Quality and shelf life of white mould cheeses

  • Nielsen, Per Væggemose (Project Manager)
  • Hinsby, Anne Winther (Project Participant)
  • Jakobsen, Mogens (Project Participant)

    Project Details

    Description

    Penicillium camemberti is the species taxonomically accepted as being responsible for surface ripening of white mould cheeses. The rate of ripening is determined by the rate of germination, mycelia growth, sporulation and enzymatic production by P. camemberti. The appearance of the cheese is determined by the structure and colour of the combined mycelial growth and formation of conidia by P. camemberti. A rapid germination and mycelial growth is also required for P. camemberti to compete effectively against phenotypically closely related contaminating mould i.e. P. commune and P. caseifulvum and other contaminants including strains of Geotrichum candidum and Mucor spp.
    The interaction between P. camemberti and the cheese surface as well as external environmental factors e.g. relative humidity and oxygen and carbon dioxide level are important for the uptake of nutrients and the viability of the culture. When cultures degenerates the mould growth on the surface collapses and become brownish. This is a strong limiting factor for the shelf life of white mould cheeses.
    Starter cultures of P. camemberti and G. candidum and related contaminants will be screened for rate of germination, mycelial growth, sporulation, appearance and stability on the surface of a cheese model substrate.
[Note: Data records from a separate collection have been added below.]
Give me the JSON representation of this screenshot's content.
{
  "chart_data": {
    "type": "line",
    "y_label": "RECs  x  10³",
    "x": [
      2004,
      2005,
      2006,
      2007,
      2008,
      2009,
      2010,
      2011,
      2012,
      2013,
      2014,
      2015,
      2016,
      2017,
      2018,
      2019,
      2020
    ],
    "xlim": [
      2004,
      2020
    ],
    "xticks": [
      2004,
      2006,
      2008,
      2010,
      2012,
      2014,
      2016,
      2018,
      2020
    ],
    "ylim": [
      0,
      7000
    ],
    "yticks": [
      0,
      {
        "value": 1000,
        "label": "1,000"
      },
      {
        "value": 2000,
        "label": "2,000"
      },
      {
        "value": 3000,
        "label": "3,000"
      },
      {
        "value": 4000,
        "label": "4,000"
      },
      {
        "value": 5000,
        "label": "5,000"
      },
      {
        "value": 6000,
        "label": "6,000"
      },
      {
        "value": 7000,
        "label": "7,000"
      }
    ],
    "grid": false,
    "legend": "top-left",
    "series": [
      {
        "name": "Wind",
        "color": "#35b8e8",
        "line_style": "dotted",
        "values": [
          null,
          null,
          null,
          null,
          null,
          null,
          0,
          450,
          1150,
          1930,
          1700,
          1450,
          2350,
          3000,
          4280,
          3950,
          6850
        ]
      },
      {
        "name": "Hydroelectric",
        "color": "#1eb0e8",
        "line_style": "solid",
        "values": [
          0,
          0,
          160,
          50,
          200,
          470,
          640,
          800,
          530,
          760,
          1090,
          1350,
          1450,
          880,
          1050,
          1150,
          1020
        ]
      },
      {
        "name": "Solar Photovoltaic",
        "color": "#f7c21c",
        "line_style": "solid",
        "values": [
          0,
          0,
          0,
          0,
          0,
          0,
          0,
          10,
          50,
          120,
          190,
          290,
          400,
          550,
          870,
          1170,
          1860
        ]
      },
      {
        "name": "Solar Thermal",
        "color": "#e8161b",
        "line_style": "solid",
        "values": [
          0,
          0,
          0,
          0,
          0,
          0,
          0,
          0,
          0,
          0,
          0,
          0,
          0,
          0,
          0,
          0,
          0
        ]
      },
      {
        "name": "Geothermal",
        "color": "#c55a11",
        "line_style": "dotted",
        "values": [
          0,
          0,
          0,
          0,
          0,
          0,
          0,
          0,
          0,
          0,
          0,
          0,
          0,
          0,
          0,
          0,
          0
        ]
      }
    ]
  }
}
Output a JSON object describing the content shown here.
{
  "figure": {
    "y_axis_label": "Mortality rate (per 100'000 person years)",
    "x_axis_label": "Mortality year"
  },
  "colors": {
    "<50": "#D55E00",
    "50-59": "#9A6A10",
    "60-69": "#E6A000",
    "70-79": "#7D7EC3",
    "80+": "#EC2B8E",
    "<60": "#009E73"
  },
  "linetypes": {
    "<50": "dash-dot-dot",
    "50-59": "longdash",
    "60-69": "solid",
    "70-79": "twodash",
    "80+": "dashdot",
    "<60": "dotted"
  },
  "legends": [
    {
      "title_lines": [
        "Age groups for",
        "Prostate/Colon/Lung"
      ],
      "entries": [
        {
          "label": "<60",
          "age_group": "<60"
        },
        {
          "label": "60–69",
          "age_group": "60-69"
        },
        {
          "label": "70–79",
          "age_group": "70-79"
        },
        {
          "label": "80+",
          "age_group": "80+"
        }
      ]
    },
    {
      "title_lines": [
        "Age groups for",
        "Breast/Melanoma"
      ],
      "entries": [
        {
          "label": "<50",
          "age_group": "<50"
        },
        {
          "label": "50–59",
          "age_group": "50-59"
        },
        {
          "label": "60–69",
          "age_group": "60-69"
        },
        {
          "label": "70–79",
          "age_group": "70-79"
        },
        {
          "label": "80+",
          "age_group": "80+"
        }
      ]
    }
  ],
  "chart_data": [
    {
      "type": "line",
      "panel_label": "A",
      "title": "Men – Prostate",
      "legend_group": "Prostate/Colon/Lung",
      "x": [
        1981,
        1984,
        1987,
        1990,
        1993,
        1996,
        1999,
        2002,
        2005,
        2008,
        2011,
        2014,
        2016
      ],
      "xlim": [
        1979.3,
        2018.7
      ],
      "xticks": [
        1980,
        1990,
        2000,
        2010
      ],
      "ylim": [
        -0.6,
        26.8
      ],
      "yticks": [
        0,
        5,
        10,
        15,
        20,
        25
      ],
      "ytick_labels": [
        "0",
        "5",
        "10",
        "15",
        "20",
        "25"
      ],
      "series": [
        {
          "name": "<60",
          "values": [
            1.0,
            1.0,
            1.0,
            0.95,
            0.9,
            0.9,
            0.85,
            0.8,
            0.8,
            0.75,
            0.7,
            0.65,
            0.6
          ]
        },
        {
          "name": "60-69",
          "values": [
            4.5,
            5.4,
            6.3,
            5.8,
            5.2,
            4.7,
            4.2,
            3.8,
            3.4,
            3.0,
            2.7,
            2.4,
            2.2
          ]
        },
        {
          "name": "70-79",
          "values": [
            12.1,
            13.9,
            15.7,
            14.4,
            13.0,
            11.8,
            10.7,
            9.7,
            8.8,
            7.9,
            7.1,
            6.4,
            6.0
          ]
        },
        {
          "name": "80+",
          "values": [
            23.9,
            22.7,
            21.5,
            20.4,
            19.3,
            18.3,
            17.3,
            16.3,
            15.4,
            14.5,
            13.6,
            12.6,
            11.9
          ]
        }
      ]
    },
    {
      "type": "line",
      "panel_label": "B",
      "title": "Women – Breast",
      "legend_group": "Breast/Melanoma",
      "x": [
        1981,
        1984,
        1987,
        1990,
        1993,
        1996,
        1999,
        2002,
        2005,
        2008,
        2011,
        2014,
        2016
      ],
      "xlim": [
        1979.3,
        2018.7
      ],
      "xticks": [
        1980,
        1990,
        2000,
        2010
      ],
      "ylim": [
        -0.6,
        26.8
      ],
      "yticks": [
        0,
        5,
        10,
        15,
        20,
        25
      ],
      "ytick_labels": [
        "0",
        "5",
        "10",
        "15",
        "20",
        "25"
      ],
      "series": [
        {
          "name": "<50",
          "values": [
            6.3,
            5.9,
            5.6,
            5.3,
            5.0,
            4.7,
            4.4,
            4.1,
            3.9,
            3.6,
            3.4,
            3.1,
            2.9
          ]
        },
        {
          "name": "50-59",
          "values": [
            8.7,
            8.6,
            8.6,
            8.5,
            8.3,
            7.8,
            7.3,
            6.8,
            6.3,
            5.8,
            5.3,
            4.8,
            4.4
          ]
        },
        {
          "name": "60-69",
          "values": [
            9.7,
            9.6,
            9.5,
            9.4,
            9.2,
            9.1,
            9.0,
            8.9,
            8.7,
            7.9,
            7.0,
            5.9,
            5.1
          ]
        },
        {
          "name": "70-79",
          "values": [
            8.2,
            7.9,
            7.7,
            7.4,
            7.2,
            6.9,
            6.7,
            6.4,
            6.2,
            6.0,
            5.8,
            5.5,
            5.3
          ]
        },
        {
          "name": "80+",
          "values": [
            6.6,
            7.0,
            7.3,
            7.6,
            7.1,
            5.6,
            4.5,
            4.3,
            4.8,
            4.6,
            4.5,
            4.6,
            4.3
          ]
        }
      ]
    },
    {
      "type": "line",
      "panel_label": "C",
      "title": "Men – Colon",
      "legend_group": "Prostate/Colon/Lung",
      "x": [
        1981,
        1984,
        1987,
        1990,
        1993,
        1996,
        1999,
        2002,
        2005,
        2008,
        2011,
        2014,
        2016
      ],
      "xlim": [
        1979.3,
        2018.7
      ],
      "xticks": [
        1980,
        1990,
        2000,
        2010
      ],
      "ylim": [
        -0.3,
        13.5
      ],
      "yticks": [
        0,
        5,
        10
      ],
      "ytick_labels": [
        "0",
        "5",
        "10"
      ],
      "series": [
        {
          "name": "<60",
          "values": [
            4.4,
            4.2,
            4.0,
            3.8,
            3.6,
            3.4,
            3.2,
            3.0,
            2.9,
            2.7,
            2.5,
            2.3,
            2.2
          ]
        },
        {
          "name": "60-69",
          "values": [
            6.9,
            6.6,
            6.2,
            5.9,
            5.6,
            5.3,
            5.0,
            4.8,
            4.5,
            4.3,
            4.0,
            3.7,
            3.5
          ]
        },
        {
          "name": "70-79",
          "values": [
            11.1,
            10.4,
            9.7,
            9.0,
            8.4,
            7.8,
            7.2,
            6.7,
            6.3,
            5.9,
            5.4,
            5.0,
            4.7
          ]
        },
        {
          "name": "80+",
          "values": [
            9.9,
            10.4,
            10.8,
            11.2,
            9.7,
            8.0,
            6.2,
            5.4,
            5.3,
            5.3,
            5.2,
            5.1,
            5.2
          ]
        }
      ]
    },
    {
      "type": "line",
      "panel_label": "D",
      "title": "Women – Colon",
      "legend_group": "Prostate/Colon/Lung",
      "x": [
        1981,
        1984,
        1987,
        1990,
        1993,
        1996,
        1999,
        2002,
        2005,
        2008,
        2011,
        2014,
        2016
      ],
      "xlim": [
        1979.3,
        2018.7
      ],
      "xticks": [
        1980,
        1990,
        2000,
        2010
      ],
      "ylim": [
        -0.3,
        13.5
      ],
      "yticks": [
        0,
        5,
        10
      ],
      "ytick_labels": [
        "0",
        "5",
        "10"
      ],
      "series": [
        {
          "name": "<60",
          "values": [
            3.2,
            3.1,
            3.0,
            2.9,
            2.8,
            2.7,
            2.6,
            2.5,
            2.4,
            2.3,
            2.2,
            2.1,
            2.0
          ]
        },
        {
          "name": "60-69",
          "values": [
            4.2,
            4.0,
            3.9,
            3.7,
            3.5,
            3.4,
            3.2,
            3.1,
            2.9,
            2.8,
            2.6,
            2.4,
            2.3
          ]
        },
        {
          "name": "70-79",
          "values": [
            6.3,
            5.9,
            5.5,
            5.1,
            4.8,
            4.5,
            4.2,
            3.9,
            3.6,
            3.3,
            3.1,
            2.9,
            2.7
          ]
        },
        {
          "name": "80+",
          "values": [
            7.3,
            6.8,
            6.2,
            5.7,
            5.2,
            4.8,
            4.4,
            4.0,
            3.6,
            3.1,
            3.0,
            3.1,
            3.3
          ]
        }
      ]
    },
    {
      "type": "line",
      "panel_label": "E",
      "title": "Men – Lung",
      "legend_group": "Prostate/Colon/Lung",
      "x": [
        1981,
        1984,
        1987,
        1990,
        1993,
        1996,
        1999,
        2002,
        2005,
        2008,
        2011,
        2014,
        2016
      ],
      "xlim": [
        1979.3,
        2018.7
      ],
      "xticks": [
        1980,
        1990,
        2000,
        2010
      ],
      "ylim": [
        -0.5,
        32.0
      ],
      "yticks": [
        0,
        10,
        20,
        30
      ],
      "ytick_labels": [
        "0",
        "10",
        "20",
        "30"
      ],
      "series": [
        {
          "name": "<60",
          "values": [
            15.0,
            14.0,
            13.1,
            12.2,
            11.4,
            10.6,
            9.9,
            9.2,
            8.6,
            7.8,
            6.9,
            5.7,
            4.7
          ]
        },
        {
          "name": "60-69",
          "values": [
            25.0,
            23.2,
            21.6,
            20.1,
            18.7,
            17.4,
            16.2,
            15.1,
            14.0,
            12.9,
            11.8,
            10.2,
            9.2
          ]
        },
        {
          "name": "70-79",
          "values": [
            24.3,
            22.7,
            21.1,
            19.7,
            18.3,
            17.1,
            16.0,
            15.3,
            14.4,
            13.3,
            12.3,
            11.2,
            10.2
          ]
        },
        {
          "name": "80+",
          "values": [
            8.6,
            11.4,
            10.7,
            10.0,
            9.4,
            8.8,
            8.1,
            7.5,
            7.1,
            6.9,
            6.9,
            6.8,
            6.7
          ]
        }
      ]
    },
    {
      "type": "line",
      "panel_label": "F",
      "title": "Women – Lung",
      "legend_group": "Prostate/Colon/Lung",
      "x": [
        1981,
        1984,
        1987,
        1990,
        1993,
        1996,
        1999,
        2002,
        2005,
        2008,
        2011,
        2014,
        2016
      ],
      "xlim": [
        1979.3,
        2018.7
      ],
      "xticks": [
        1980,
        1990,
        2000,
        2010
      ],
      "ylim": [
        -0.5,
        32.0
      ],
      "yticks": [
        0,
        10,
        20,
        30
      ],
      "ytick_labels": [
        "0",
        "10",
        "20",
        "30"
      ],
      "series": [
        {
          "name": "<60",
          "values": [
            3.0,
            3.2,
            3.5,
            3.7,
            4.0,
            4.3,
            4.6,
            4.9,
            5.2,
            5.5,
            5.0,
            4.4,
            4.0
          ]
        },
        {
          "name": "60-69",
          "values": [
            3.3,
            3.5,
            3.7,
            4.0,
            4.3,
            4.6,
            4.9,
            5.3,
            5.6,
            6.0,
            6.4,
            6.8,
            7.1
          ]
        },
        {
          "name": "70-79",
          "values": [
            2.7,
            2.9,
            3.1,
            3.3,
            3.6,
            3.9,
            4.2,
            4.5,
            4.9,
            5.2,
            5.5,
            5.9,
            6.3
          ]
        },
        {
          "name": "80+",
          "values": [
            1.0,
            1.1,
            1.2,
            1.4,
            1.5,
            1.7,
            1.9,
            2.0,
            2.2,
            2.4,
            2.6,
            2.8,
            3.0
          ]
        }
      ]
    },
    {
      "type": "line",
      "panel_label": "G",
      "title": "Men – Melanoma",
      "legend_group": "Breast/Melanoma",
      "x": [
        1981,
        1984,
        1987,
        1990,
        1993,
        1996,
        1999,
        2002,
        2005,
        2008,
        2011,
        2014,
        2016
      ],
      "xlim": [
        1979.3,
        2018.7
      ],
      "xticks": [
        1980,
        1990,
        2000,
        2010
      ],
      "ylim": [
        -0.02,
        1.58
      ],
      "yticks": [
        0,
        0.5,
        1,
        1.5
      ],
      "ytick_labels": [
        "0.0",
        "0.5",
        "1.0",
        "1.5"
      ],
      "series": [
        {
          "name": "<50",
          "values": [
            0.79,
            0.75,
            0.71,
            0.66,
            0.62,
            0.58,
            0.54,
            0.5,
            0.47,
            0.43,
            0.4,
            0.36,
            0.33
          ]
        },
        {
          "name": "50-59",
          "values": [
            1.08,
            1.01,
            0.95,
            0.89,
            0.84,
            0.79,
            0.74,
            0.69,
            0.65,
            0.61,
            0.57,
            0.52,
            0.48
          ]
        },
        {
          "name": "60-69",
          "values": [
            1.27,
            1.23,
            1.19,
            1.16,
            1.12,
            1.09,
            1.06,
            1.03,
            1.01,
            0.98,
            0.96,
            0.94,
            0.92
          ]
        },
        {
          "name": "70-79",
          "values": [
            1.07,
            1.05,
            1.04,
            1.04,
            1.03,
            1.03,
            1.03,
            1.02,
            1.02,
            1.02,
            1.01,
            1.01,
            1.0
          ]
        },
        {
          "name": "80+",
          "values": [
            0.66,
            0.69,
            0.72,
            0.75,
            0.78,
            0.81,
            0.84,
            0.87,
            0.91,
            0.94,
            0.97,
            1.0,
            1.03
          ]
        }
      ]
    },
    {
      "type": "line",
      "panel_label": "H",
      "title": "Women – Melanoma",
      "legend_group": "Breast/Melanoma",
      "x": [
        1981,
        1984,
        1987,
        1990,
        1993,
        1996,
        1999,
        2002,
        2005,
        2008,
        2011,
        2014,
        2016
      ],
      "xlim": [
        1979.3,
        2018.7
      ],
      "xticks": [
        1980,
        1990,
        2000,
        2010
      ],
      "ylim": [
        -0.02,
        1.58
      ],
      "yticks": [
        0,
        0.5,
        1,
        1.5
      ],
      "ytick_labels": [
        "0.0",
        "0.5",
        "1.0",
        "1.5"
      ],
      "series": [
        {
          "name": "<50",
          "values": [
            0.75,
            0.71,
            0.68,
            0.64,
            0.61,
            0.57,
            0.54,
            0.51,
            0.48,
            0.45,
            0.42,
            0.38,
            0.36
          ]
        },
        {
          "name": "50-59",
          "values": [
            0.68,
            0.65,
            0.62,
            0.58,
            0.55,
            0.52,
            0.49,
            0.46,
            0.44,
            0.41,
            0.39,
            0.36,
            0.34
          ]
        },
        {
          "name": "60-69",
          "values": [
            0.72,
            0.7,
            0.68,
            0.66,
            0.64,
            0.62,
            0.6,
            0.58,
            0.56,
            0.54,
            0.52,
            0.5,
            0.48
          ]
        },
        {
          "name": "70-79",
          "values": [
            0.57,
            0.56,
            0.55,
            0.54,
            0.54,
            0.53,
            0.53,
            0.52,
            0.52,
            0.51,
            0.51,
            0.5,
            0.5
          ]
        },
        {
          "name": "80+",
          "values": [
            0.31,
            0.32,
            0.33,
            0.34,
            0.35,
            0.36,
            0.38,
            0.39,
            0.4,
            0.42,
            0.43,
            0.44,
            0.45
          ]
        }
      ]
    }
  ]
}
For selected cultures detailed studies on the effect of environmental factors and cheese compositions will be carried out. The interaction between the primary starter culture and P. camemberti will be included in the studies. In experiments with a model system and cheese the interaction of P. camemberti with the surface and the viability of the culture will be studied in detail by scanning electron microscopy.
    Based upon these studies optimal conditions for white mould cheese will be found.